Islamorada Village Council members set to convene for a meeting Thursday, Dec. 17, will discuss challenges to creating new affordable housing and a possible solution through use of accessory dwelling units. Village staff will look for direction from council during the meeting on whether to proceed with the concept of internal ADUs as affordable housing in existing single-family units.
Councilman Mark Gregg will bring forth the matter to explore the option that provides additional living quarters, typically on a single-family lot, that are independent of the primary dwelling unit. An ADU can be an apartment within a primary residence. Or it can be an attached or freestanding home on the same lot as the primary residence.
Referred commonly as granny or mother-in-law flats, they are also known as accessory apartments, garage apartments and backyard cottages. ADUs were a common feature of early 20th century development in America, but their use subsided with the onset of the single-family suburb.
Eighteen affordable housing allocations are available in the village until 2023, and this includes six allocations established for 2021 through BPAS (building permit allocation system) and three rollover allocations from 2020. The village says a number of new affordable housing projects have come forth that need 50 affordable housing allocations. If the village used the remaining allocation for the remaining years until 2023, there will be a shortage in meeting immediate demand.
The village does have provisions for “caretaker’s cottages,” which are detached, deed-restricted affordable housing units. However, these units can only be located within the residential conservation and residential low category of the future land use element of the comprehensive plan.
In examining the ADU concept, a village memorandum states that the idea is to permit the downstairs unit of existing single-family homes to serve as affordable residential units.
“I’m trying to introduce to council and the public to the concept to get them familiar with it and understand what an ADU is or what it could be … and to see how it would function in our community economically and practically,” Gregg said.
Council will also discuss the village manager search and four options available to village council for the selection process. Following the resignation of then-manager Seth Lawless in late August, council voted to appoint Maria Bassett, finance director, to the position of acting village manager through March 1, 2021. Council can extend Bassett’s service as acting manager if more time is needed to seek a candidate for the full-time position as village manager.
Village staff requested Ken Parker, a volunteer senior advisor with the Florida City and County Managers Association, to remotely participate in the Dec. 17 meeting.
Per communication to council, Parker outlined that the village could hire an executive search team to develop a profile of characteristics the council desires to have in its next manager. The village could also handle the recruitment process internally and be responsible for conducting background checks and verifications.

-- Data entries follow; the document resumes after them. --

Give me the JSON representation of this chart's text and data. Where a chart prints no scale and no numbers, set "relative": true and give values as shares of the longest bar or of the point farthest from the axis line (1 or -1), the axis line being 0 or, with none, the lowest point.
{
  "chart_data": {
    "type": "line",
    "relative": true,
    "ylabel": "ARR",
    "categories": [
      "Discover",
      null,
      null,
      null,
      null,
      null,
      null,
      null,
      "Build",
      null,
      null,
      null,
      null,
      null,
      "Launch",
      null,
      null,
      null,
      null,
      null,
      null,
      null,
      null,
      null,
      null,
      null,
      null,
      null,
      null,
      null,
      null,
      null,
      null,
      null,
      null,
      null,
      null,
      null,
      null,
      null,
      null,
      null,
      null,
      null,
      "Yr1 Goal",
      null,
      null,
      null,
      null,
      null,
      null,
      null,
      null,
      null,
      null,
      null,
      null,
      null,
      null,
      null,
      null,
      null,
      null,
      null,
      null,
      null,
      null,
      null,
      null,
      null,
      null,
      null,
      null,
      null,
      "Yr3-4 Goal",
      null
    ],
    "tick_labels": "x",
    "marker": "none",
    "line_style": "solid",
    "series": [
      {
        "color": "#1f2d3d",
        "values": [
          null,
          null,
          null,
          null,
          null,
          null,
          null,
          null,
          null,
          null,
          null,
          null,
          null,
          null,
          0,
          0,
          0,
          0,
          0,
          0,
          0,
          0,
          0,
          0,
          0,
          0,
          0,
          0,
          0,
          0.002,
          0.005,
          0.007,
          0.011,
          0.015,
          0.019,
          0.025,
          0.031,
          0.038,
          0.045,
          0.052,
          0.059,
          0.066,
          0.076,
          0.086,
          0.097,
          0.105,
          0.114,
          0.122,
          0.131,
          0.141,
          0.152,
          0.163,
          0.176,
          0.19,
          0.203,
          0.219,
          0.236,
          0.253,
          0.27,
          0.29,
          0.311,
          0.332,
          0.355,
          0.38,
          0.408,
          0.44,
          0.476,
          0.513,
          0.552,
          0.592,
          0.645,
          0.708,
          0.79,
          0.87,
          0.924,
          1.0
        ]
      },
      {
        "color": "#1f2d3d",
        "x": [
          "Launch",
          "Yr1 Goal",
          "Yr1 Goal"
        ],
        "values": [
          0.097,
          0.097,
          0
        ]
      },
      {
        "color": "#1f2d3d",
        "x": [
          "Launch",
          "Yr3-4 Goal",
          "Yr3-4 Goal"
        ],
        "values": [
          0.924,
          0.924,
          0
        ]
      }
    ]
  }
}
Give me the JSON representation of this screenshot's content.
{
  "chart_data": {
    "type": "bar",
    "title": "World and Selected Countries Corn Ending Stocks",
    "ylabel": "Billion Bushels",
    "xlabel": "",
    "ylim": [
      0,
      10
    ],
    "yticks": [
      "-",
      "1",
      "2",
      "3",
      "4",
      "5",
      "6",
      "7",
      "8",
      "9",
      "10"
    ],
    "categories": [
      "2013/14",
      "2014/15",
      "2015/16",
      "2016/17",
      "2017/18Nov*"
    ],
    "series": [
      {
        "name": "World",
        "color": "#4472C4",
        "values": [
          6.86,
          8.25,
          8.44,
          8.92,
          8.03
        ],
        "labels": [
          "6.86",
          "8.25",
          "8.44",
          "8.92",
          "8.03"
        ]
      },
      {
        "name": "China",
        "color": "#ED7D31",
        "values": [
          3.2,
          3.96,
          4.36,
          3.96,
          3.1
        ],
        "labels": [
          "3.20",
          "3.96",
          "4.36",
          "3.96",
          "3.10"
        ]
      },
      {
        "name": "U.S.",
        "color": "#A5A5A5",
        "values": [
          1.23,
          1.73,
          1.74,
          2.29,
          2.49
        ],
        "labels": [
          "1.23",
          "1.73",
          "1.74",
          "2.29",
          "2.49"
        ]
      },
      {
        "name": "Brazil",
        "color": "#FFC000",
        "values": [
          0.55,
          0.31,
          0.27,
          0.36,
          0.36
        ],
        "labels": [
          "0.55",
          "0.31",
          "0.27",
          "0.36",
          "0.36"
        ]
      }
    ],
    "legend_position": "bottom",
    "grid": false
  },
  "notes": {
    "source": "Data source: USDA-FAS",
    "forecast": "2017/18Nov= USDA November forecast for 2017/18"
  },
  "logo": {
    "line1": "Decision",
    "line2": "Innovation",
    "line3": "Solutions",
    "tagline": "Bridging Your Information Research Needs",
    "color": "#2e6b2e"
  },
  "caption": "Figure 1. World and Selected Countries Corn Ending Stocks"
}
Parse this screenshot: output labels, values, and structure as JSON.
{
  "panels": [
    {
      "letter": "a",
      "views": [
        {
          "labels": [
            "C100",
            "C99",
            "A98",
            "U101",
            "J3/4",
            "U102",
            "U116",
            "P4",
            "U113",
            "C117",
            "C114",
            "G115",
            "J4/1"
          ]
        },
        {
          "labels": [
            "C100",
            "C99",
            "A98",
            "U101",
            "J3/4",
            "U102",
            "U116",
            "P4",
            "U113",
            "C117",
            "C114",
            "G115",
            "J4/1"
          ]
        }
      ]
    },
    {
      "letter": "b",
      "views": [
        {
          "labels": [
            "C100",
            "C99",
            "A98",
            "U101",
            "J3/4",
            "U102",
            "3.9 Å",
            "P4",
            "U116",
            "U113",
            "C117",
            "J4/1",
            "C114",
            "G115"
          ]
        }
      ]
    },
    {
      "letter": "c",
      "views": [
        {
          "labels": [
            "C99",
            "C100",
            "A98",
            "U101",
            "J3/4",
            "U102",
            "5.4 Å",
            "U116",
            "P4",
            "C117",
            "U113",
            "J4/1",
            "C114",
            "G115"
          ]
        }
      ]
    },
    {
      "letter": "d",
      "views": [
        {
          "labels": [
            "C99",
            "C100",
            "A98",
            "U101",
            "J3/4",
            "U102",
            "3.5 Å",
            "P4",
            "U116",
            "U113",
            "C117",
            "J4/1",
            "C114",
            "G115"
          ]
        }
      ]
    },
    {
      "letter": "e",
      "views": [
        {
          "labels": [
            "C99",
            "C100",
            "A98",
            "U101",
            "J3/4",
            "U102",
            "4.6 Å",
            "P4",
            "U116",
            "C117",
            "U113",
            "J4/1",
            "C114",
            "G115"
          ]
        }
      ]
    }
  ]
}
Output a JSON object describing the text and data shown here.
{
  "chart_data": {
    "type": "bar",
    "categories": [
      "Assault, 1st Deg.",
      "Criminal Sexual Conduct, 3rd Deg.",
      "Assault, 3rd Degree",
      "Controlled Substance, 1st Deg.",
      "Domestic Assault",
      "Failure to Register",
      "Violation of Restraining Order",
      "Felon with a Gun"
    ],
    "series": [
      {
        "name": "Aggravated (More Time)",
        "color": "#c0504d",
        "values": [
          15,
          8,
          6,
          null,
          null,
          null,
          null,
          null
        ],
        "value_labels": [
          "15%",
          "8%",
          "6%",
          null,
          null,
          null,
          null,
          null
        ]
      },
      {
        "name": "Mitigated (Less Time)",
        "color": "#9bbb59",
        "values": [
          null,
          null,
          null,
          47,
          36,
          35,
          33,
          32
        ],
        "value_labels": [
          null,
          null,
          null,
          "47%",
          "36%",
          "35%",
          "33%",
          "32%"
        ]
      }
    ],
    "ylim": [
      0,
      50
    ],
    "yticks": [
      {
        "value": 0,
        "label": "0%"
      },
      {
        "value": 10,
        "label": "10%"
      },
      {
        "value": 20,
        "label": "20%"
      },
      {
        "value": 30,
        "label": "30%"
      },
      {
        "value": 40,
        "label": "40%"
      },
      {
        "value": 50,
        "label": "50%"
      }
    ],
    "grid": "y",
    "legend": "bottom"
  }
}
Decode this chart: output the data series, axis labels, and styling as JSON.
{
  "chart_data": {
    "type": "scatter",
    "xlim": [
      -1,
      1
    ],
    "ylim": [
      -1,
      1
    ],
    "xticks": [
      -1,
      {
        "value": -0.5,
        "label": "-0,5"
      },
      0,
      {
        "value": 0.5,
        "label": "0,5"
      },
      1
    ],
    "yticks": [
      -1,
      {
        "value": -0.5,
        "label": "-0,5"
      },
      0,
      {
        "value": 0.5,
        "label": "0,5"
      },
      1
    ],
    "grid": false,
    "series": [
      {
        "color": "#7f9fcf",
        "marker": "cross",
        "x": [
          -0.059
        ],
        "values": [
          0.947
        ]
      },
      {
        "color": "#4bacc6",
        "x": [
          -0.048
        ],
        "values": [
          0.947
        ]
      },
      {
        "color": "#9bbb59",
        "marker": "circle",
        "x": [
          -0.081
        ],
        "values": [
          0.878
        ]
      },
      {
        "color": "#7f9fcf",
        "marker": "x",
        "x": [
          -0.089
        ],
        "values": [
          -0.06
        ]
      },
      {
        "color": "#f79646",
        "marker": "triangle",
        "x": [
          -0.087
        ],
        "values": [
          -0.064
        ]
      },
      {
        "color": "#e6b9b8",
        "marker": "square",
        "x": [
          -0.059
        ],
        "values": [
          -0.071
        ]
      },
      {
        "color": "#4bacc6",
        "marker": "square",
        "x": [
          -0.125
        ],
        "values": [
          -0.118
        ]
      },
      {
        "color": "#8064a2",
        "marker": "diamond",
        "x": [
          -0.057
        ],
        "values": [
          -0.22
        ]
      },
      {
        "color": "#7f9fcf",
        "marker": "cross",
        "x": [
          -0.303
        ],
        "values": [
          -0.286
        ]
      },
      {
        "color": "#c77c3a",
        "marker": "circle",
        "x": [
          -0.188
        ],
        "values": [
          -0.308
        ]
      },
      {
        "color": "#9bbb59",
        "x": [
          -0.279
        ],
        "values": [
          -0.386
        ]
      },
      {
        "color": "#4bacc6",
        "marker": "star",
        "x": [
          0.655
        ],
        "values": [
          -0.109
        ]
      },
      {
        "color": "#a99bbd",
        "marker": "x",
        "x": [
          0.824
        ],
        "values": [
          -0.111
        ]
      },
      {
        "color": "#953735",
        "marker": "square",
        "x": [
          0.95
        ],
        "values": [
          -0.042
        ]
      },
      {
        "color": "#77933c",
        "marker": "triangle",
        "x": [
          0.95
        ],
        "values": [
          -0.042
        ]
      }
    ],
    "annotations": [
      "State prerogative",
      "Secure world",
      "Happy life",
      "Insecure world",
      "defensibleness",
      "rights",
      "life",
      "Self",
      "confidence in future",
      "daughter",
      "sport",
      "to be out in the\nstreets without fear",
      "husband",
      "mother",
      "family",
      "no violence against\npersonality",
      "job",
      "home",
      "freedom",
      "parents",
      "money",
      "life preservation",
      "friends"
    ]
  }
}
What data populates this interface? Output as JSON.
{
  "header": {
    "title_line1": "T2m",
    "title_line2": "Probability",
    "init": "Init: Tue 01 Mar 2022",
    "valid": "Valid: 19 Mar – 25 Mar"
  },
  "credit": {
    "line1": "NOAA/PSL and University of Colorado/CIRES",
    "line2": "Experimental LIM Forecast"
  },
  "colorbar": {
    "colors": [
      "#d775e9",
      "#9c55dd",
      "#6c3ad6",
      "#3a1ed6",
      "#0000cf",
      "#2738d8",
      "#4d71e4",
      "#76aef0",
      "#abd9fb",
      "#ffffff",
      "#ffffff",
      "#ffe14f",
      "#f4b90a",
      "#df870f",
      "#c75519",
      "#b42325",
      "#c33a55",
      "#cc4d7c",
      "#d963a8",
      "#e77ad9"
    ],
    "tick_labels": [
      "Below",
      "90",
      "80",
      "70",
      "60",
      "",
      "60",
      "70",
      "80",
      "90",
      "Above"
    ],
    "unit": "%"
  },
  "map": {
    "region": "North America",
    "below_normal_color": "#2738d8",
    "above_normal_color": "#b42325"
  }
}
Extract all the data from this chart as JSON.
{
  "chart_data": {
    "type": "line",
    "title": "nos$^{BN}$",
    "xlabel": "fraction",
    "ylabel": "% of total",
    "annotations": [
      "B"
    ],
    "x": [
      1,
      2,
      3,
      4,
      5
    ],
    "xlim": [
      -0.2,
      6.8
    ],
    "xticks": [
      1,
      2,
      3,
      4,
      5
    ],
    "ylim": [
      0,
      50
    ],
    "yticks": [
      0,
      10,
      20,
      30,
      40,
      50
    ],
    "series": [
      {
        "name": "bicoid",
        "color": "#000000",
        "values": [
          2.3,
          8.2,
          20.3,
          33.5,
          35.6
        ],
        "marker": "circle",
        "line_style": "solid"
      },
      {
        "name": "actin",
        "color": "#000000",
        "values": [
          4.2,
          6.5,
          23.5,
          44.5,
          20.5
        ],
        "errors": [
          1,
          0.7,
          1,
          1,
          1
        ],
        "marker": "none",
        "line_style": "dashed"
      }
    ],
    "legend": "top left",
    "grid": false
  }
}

Other options included working directly with a senior advisor through the recruitment process of selecting an internal candidate without going through a recruitment process.
An update regarding the Florida Department of Transportation’s pedestrian bridge project by Founders Park will be given by Bassett after the village council requested staff compile a timeline of council actions and other events with support documents related to the project.
As for resolutions, council will consider approval of an agreement with the Monroe County Board of County Commissioners for phase 3 CARES Act funding in the amount of $800,000 for partial reimbursement of payroll remitted to its fire rescue personnel. Council will also consider a resolution to authorize the purchase of 146 Sunshine Blvd. for parks and recreation purposes.